Chickpea Flour vs Soy Minerals Content

Minerals are important for our body to function properly. We need only a small amount of minerals, so they are called micronutrients.

Some minerals, like iron, calcium, zinc or, iodine, are relatively hard to get on a plant-based diet, so it’s important to choose your foods thoughtfully. This part of the chickpea flour and soy comparison focuses on their mineral content.

Chickpea Flour is a better source of calcium, copper, iron, magnesium, manganese, phosphorus, potassium, selenium, and zinc than soy.

On the other hand, soy are a higher amount of sodium.

Chickpea Flour and soy contain the same amount of fluoride.

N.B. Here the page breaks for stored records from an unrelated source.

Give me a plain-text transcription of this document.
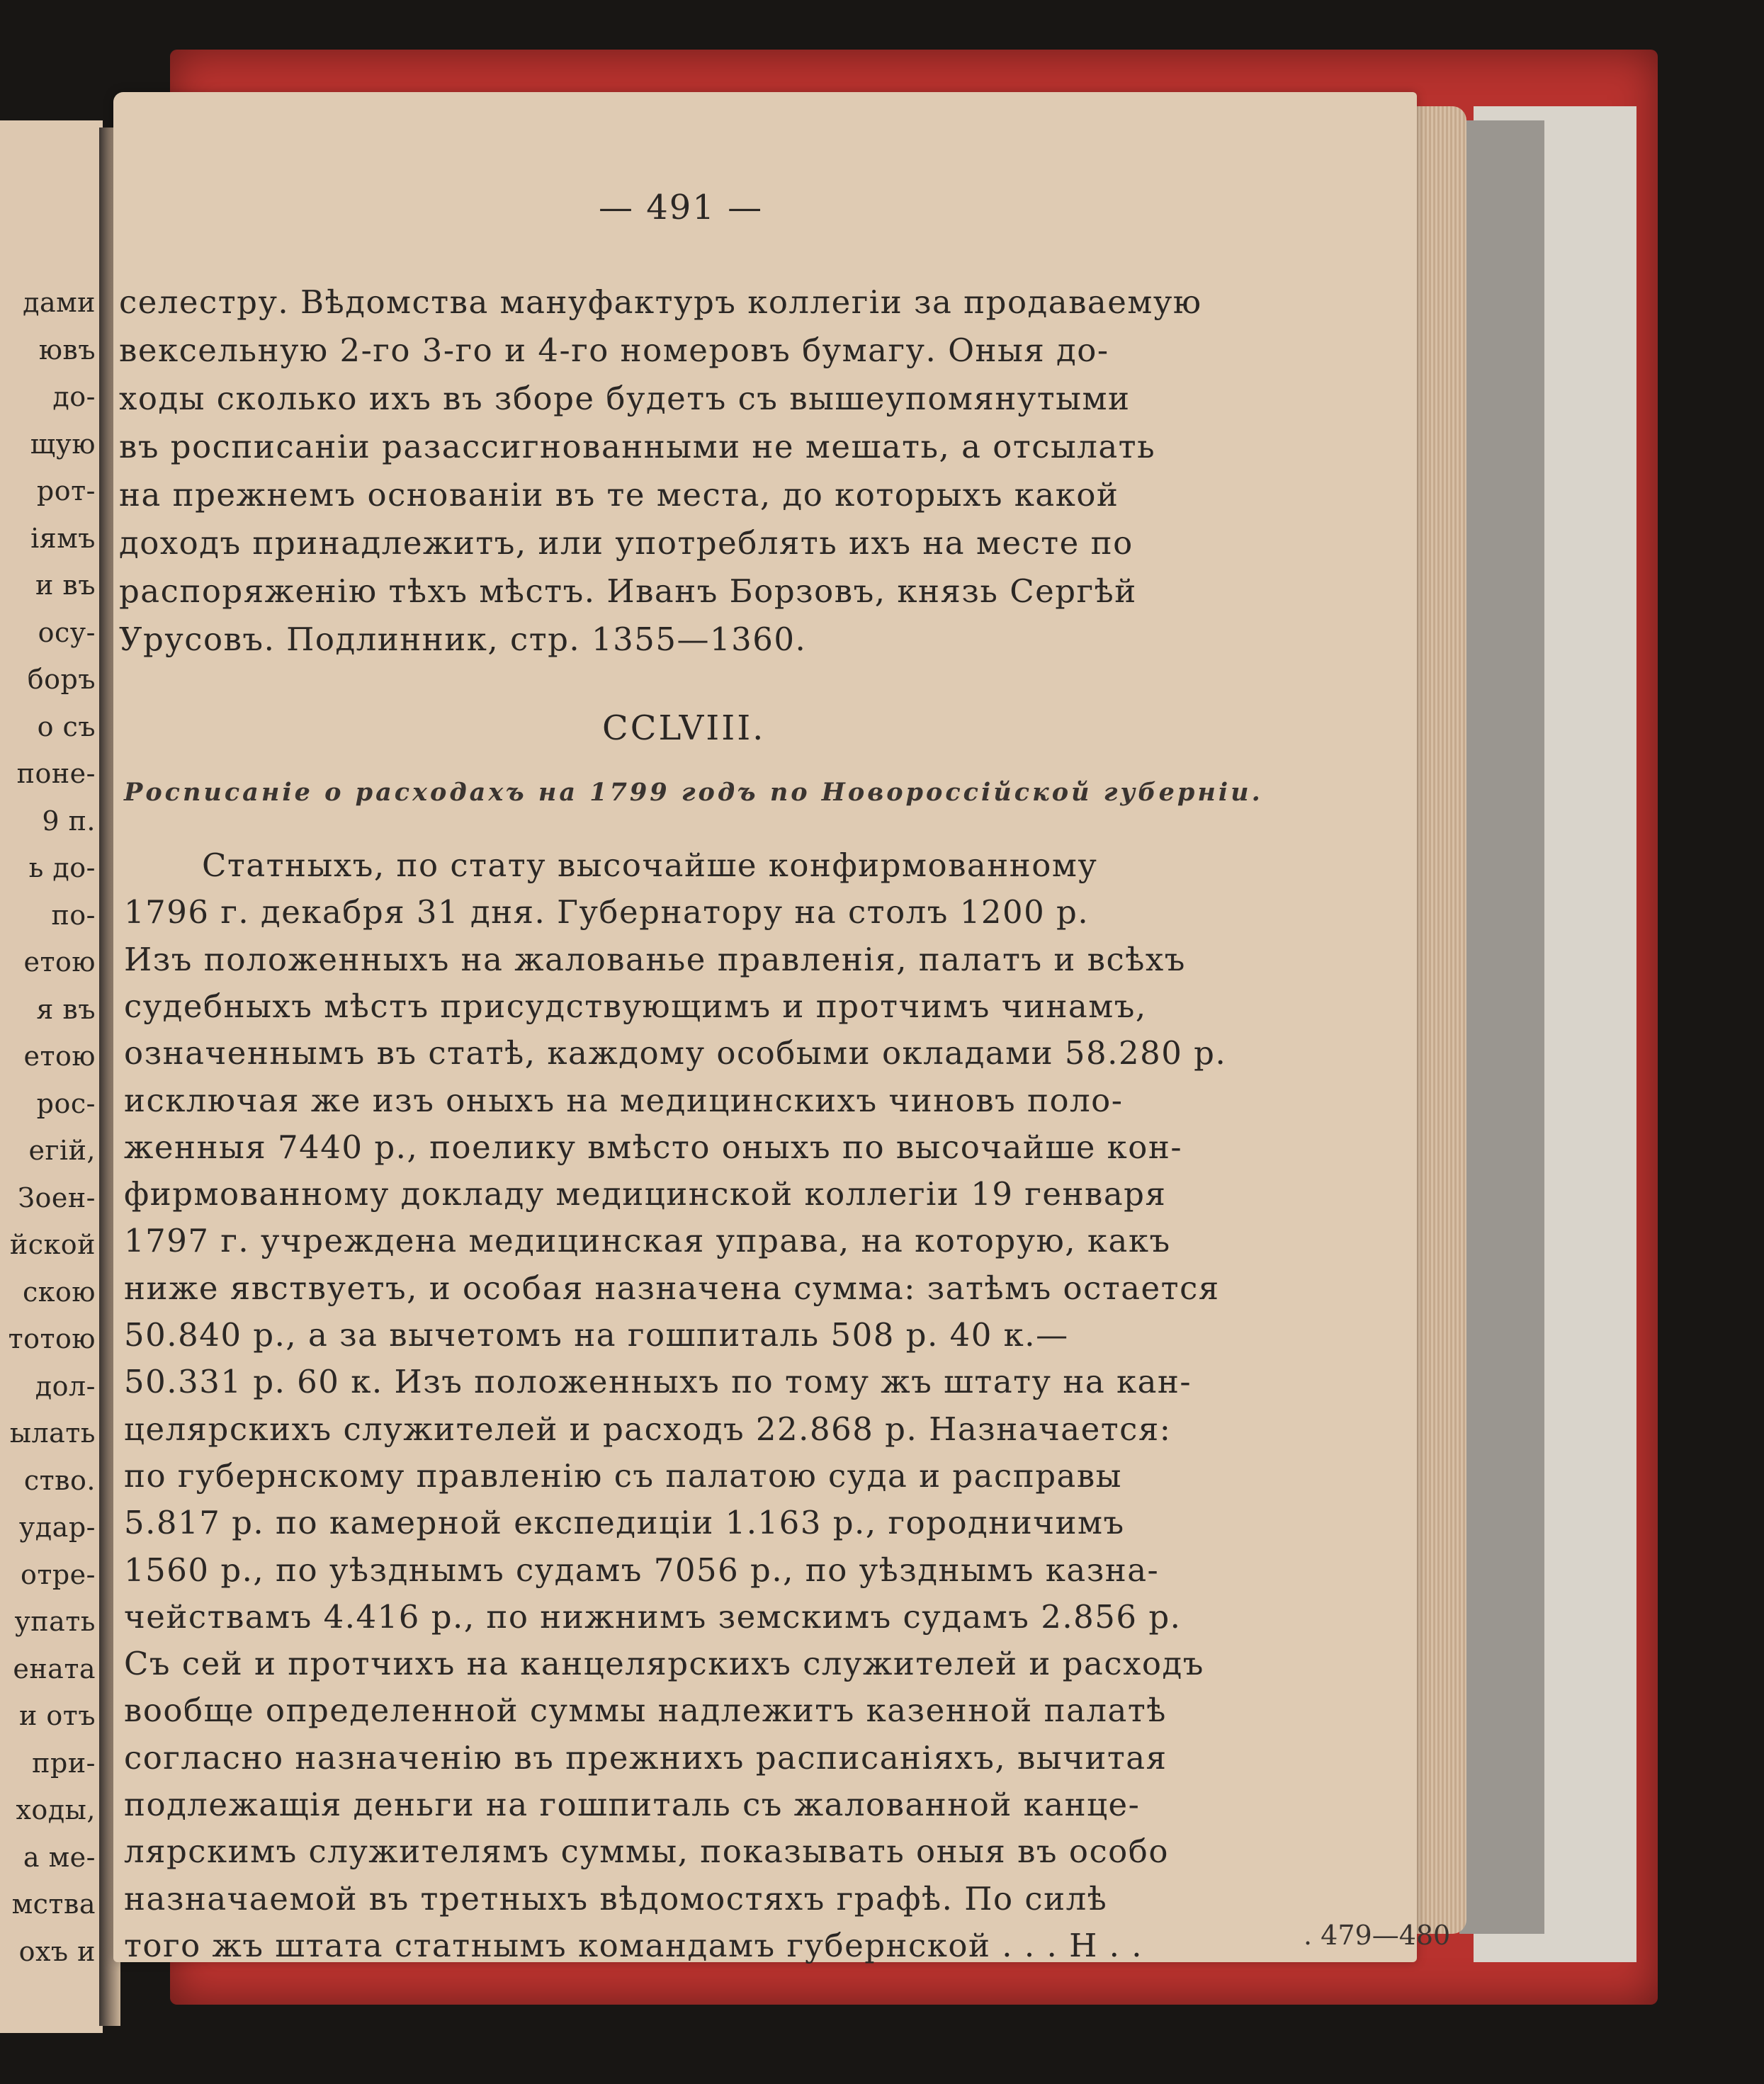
дами
ювъ
до-
щую
рот-
іямъ
и въ
осу-
боръ
о съ
поне-
9 п.
ь до-
по-
етою
я въ
етою
рос-
егій,
Зоен-
йской
скою
тотою
дол-
ылать
ство.
удар-
отре-
упать
ената
и отъ
при-
ходы,
а ме-
мства
охъ и
— 491 —
селестру. Вѣдомства мануфактуръ коллегіи за продаваемую
вексельную 2-го 3-го и 4-го номеровъ бумагу. Оныя до-
ходы сколько ихъ въ зборе будетъ съ вышеупомянутыми
въ росписаніи разассигнованными не мешать, а отсылать
на прежнемъ основаніи въ те места, до которыхъ какой
доходъ принадлежитъ, или употреблять ихъ на месте по
распоряженію тѣхъ мѣстъ. Иванъ Борзовъ, князь Сергѣй
Урусовъ. Подлинник, стр. 1355—1360.
CCLVIII.
Росписаніе о расходахъ на 1799 годъ по Новороссійской губерніи.
Статныхъ, по стату высочайше конфирмованному
1796 г. декабря 31 дня. Губернатору на столъ 1200 р.
Изъ положенныхъ на жалованье правленія, палатъ и всѣхъ
судебныхъ мѣстъ присудствующимъ и протчимъ чинамъ,
означеннымъ въ статѣ, каждому особыми окладами 58.280 р.
исключая же изъ оныхъ на медицинскихъ чиновъ поло-
женныя 7440 р., поелику вмѣсто оныхъ по высочайше кон-
фирмованному докладу медицинской коллегіи 19 генваря
1797 г. учреждена медицинская управа, на которую, какъ
ниже явствуетъ, и особая назначена сумма: затѣмъ остается
50.840 р., а за вычетомъ на гошпиталь 508 р. 40 к.—
50.331 р. 60 к. Изъ положенныхъ по тому жъ штату на кан-
целярскихъ служителей и расходъ 22.868 р. Назначается:
по губернскому правленію съ палатою суда и расправы
5.817 р. по камерной експедиціи 1.163 р., городничимъ
1560 р., по уѣзднымъ судамъ 7056 р., по уѣзднымъ казна-
чействамъ 4.416 р., по нижнимъ земскимъ судамъ 2.856 р.
Съ сей и протчихъ на канцелярскихъ служителей и расходъ
вообще определенной суммы надлежитъ казенной палатѣ
согласно назначенію въ прежнихъ расписаніяхъ, вычитая
подлежащія деньги на гошпиталь съ жалованной канце-
лярскимъ служителямъ суммы, показывать оныя въ особо
назначаемой въ третныхъ вѣдомостяхъ графѣ. По силѣ
того жъ штата статнымъ командамъ губернской . . . Н . .	. 479—480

Check out the table below to learn how chickpea flour and soy compare when it comes to mineral content.

Chickpea FlourSoy
Calcium45 mg277 mg
Copper0.912 mg1.66 mg
Fluoride2.2 µg2.2 µg
Iron4.86 mg15.7 mg
Magnesium166 mg280 mg
Manganese1.6 mg2.52 mg
Phosphorus318 mg704 mg
Potassium846 mg1800 mg
Selenium8.3 µg17.8 µg
Sodium64 mg2 mg
Zinc2.81 mg4.89 mg

The Final Word

Chickpea Flour and soy are highly nutritious and a great addition to a plant-based diet.

Both chickpea flour and soy are high in specific vitamins and minerals, and including them in your diet will give you the most benefits they offer.

Antioxidants found in beans and legumes can help to protect cells from damage and may reduce the risk of certain diseases and the effects of aging.

Additionally, the fiber and other nutrients in these foods can support the health of the digestive system and may even help to prevent certain digestive cancers.

Legumes are versatile food that can be incorporated into any meal of the day, including breakfast, lunch, or dinner. They can be served hot or cold, making them a convenient and tasty addition to a variety of dishes.